On inspecting a failed login request using Fiddler, you will see that the failed login by the Outlook plugin results in a HTTP 200 response. Ordinarily, if a client fails to provide a Windows authentication header when it is required, the server will return a HTTP 401 response. This response will describe the supported authentication methods on that server. This will then result in the client re-submitting its request, with the correct authorization header (if available).

In this instance, since the HTTP response is 200 (OK), the client (the Outlook plugin) will not re-submit the request.
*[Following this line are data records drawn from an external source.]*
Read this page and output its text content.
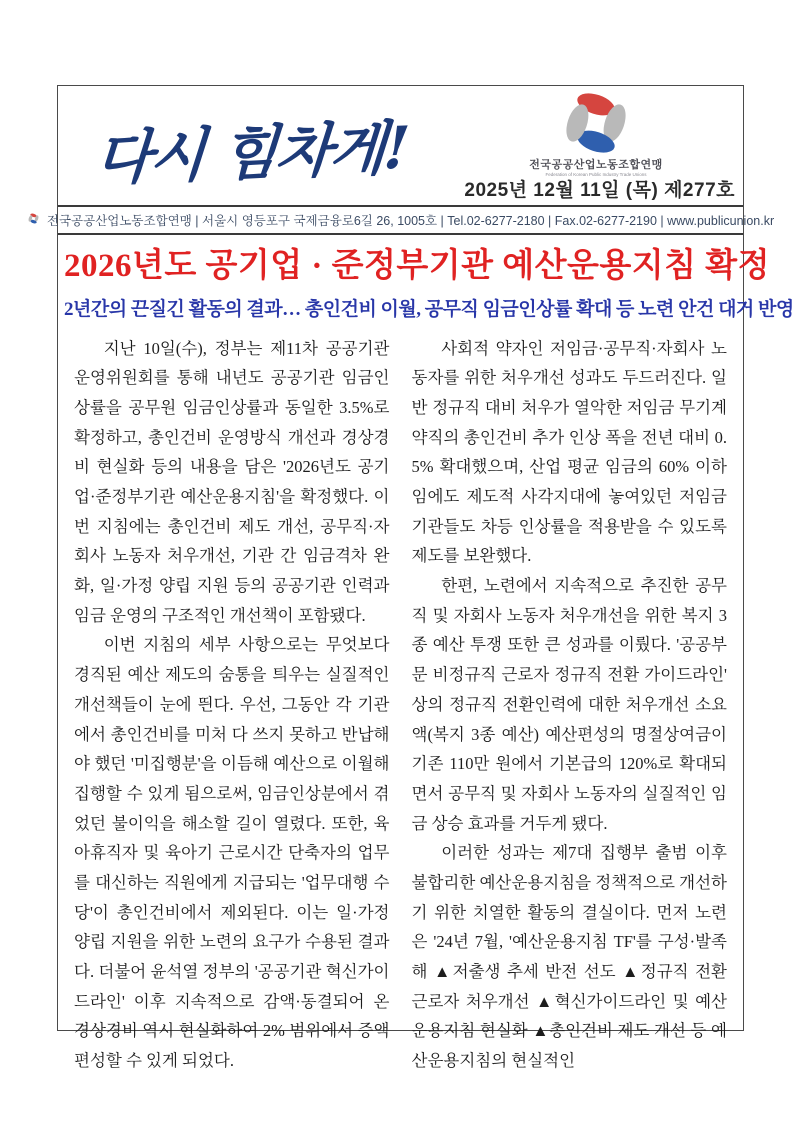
다시 힘차게!	전국공공산업노동조합연맹
Federation of Korean Public Industry Trade Unions
2025년 12월 11일 (목) 제277호
전국공공산업노동조합연맹 | 서울시 영등포구 국제금융로6길 26, 1005호 | Tel.02-6277-2180 | Fax.02-6277-2190 | www.publicunion.kr
2026년도 공기업 · 준정부기관 예산운용지침 확정
2년간의 끈질긴 활동의 결과… 총인건비 이월, 공무직 임금인상률 확대 등 노련 안건 대거 반영

지난 10일(수), 정부는 제11차 공공기관 운영위원회를 통해 내년도 공공기관 임금인상률을 공무원 임금인상률과 동일한 3.5%로 확정하고, 총인건비 운영방식 개선과 경상경비 현실화 등의 내용을 담은 '2026년도 공기업·준정부기관 예산운용지침'을 확정했다. 이번 지침에는 총인건비 제도 개선, 공무직·자회사 노동자 처우개선, 기관 간 임금격차 완화, 일·가정 양립 지원 등의 공공기관 인력과 임금 운영의 구조적인 개선책이 포함됐다.

이번 지침의 세부 사항으로는 무엇보다 경직된 예산 제도의 숨통을 틔우는 실질적인 개선책들이 눈에 띈다. 우선, 그동안 각 기관에서 총인건비를 미처 다 쓰지 못하고 반납해야 했던 '미집행분'을 이듬해 예산으로 이월해 집행할 수 있게 됨으로써, 임금인상분에서 겪었던 불이익을 해소할 길이 열렸다. 또한, 육아휴직자 및 육아기 근로시간 단축자의 업무를 대신하는 직원에게 지급되는 '업무대행 수당'이 총인건비에서 제외된다. 이는 일·가정 양립 지원을 위한 노련의 요구가 수용된 결과다. 더불어 윤석열 정부의 '공공기관 혁신가이드라인' 이후 지속적으로 감액·동결되어 온 경상경비 역시 현실화하여 2% 범위에서 증액 편성할 수 있게 되었다.

사회적 약자인 저임금·공무직·자회사 노동자를 위한 처우개선 성과도 두드러진다. 일반 정규직 대비 처우가 열악한 저임금 무기계약직의 총인건비 추가 인상 폭을 전년 대비 0.5% 확대했으며, 산업 평균 임금의 60% 이하임에도 제도적 사각지대에 놓여있던 저임금 기관들도 차등 인상률을 적용받을 수 있도록 제도를 보완했다.

한편, 노련에서 지속적으로 추진한 공무직 및 자회사 노동자 처우개선을 위한 복지 3종 예산 투쟁 또한 큰 성과를 이뤘다. '공공부문 비정규직 근로자 정규직 전환 가이드라인' 상의 정규직 전환인력에 대한 처우개선 소요액(복지 3종 예산) 예산편성의 명절상여금이 기존 110만 원에서 기본급의 120%로 확대되면서 공무직 및 자회사 노동자의 실질적인 임금 상승 효과를 거두게 됐다.

이러한 성과는 제7대 집행부 출범 이후 불합리한 예산운용지침을 정책적으로 개선하기 위한 치열한 활동의 결실이다. 먼저 노련은 '24년 7월, '예산운용지침 TF'를 구성·발족해 ▲저출생 추세 반전 선도 ▲정규직 전환 근로자 처우개선 ▲혁신가이드라인 및 예산운용지침 현실화 ▲총인건비 제도 개선 등 예산운용지침의 현실적인
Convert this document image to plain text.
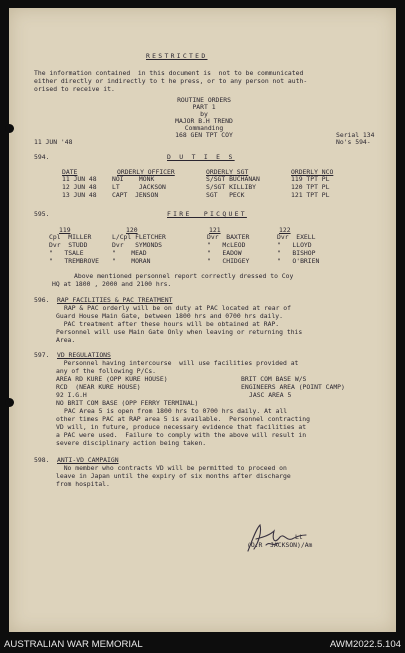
RESTRICTED
The information contained  in this document is  not to be communicated
either directly or indirectly to t he press, or to any person not auth-
orised to receive it.
ROUTINE ORDERS
PART 1
by
MAJOR B.H TREND
Commanding
168 GEN TPT COY
11 JUN '48
Serial 134
No's 594-
594.	D U T I E S
DATE	ORDERLY OFFICER	ORDERLY SGT	ORDERLY NCO
11 JUN 48 NOI    MONK	S/SGT BUCHANAN	119 TPT PL
12 JUN 48 LT     JACKSON	S/SGT KILLIBY	120 TPT PL
13 JUN 48 CAPT  JENSON	SGT   PECK	121 TPT PL
595.	FIRE  PICQUET
119	120	121	122
Cpl  MILLER	L/Cpl FLETCHER	Dvr  BAXTER	Dvr  EXELL
Dvr  STUDD	Dvr   SYMONDS	"   McLEOD	"   LLOYD
"   TSALE	"    MEAD	"   EADOW	"   BISHOP
"   TREMBROVE "    MORAN	"   CHIDGEY	"   O'BRIEN
Above mentioned personnel report correctly dressed to Coy
HQ at 1800 , 2000 and 2100 hrs.
596. RAP FACILITIES & PAC TREATMENT
RAP & PAC orderly will be on duty at PAC located at rear of
Guard House Main Gate, between 1800 hrs and 0700 hrs daily.
PAC treatment after these hours will be obtained at RAP.
Personnel will use Main Gate Only when leaving or returning this
Area.
597. VD REGULATIONS
Personnel having intercourse  will use facilities provided at
any of the following P/Cs.
AREA RD KURE (OPP KURE HOUSE)
RCD  (NEAR KURE HOUSE)
92 I.G.H
NO BRIT COM BASE (OPP FERRY TERMINAL)
BRIT COM BASE W/S
ENGINEERS AREA (POINT CAMP)
JASC AREA 5
PAC Area 5 is open from 1800 hrs to 0700 hrs daily. At all
other times PAC at RAP area 5 is available.  Personnel contracting
VD will, in future, produce necessary evidence that facilities at
a PAC were used.  Failure to comply with the above will result in
severe disciplinary action being taken.
598. ANTI-VD CAMPAIGN
No member who contracts VD will be permitted to proceed on
leave in Japan until the expiry of six months after discharge
from hospital.
Lt
(O.R  JACKSON)/Am
AUSTRALIAN WAR MEMORIAL	AWM2022.5.104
This issue can be worked around by forcing the CRM web server to return a HTTP 401 response if it does not detect either an NTLM or Negotiate header present in logon requests from the Outlook plugin. On receiving this HTTP 401 response, the client will re-submit the request.

  1. Open Inetmgr.
  2. Select the CRM virtual directory, then the URL Rewrite option.
  3. Select Add Rules(s).
  4. In the Inbound rules section, select Blank rule.
  5. Give the rule a name of Outlook plugin - force Windows authentication.
  6. In the Match URL section, set Requested URL to Matches the Pattern. Set Using to Regular Expressions.
  7. Set the Pattern value to ".*eware.dll/go" (without quotes). Tick the Ignore case option.
  8. Under Conditions, set the Logical Grouping option to Match All.
  9. Add a condition with an input of "{QUERY_STRING}" (without quotes). Set the Check if input string option to Matches the Pattern. Set the Pattern to "OutlookAction=logon" (without quotes). Tick the Ignore case option.
  10. Add a condition with an input of "{HTTP_AUTHORIZATION}" (without quotes). Set the Check if input string option to Does Not Match the Pattern. Set the Pattern to "Negotiate.*" (without quotes). Tick the Ignore case option.
  11. Add a condition with an input of "{HTTP_AUTHORIZATION}" (again, without quotes). Set the Check if input string option to Does Not Match the Pattern. Set the Pattern to "NTLM.*" (without quotes). Tick the Ignore case option.
  12. In the Action section, set the Action type to Custom Response.
  13. Under the Action Properties section, set the following values:

    Status code401
    Substatus code0
    ReasonUnauthorized - plugin auth
    Error descriptionOutlook plugin must use Windows authentication


  14. Hit Apply.

 

Using this method with the Classic Outlook plugin is reasonably low-impact; the client will send out one or two additional HTTP requests in the background, but no further user interaction will be required. This workaround has not been tested with all functionality in the plugin, however since subsequent requests from the plugin after logon are likely to be authorised using the SID, it is not expected that further issues will be encountered.

References:

Setup instructions for IIS auto-login are included in section 8-2 of the Sage CRM 7.3 System Administrator Guide.